Tornado Survival Tips, by Matthew Stein, P.E.

Tornado Facts and Myths

  • It is commonly believed that tornadoes happen mostly in the spring, but the peak of tornado season varies with location, and tornadoes can occur any month of the year. For example, the peak of tornado season in the northern plains and upper Midwest is June or July, but it is from May to early June in the southern plains and even earlier in the spring for the Gulf Coast.
  • There is a myth that tornadoes can only spawn and strike in relatively flat areas, but they have actually occurred in high areas of the Rocky Mountains, Sierra Nevada, and Appalachian Mountains. Though more frequent in the flatter areas of the plains states and the southeast, tornadoes have been spotted in such varied locations as Vermont, upstate New York, Nevada, and one hiker spotted and photographed a tornado at 12,000 feet in the Sequoia National Park of California.
  • A common myth is that trailer parks attract tornadoes. They certainly do not attract tornadoes, but due to their light weight and lack of heavy-duty anchoring to strong structural foundations, trailers are extremely vulnerable to damage from tornadoes.
  • Another common myth is that you should open your windows to allow the pressure to equalize should a tornado strike your home. Do not waste your time opening windows. If a tornado strikes, it will blow out the windows, and the last place you should be is near a window, where there is the greatest danger from flying debris and glass.
  • There is a common myth that owing to the direction of rotation of tornadoes in the Northern Hemisphere the southwest corner of a building is the safest place to be.
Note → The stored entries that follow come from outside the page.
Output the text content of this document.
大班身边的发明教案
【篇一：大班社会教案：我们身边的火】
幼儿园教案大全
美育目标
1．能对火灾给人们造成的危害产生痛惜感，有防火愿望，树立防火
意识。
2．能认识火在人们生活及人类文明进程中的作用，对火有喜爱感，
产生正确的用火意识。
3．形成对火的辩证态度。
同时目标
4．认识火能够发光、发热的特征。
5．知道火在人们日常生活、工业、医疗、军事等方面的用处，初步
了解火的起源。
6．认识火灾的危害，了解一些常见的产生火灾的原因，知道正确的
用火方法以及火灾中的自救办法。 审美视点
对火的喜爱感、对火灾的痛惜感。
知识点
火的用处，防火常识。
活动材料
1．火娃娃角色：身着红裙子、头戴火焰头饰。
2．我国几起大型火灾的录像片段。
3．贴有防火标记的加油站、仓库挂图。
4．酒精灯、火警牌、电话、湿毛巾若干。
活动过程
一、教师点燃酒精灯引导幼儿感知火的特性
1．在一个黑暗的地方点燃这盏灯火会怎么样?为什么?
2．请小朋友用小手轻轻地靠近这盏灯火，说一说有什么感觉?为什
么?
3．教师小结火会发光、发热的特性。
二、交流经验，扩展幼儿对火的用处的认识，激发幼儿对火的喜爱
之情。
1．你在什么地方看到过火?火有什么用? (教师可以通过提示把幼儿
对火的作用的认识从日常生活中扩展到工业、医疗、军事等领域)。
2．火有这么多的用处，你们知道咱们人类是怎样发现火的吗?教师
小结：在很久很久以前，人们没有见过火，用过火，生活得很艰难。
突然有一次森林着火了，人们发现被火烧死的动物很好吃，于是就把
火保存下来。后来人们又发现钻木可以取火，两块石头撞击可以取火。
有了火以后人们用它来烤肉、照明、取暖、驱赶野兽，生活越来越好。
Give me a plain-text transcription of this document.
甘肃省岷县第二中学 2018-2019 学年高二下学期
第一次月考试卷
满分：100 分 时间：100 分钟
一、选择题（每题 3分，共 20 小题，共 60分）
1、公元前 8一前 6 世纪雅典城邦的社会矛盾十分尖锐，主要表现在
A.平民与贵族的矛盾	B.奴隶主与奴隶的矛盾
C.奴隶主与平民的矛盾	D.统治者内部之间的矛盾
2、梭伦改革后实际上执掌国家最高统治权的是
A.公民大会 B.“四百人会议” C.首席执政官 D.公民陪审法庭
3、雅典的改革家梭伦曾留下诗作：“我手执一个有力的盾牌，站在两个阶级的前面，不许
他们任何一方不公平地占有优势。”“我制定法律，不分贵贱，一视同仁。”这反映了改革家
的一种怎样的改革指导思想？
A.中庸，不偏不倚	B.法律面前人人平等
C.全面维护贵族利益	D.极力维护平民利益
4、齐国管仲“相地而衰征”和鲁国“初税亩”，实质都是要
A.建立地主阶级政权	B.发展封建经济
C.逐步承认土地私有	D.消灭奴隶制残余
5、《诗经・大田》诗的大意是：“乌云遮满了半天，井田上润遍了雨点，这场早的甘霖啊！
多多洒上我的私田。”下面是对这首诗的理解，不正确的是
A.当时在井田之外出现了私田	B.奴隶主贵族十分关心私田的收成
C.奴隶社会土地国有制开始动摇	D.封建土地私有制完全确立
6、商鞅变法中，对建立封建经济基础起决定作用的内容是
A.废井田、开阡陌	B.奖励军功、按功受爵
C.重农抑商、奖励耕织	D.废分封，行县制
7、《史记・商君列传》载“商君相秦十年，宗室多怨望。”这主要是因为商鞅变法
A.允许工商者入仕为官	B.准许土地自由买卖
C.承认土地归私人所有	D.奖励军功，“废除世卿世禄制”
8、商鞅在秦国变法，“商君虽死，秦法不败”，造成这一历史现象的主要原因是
This myth is totally false. Corners are areas of buildings that are most prone to damage. The safest areas are in the center of the building in a windowless room or closet, and on the lowest level (in the basement if there is one).
  • There is a common myth that highway overpasses provide protection from tornadoes. In fact, the underside of a highway overpass often acts as a wind tunnel, channeling high winds and debris, and there are a number of reported deaths of people who parked under an overpass while seeking shelter from approaching tornadoes.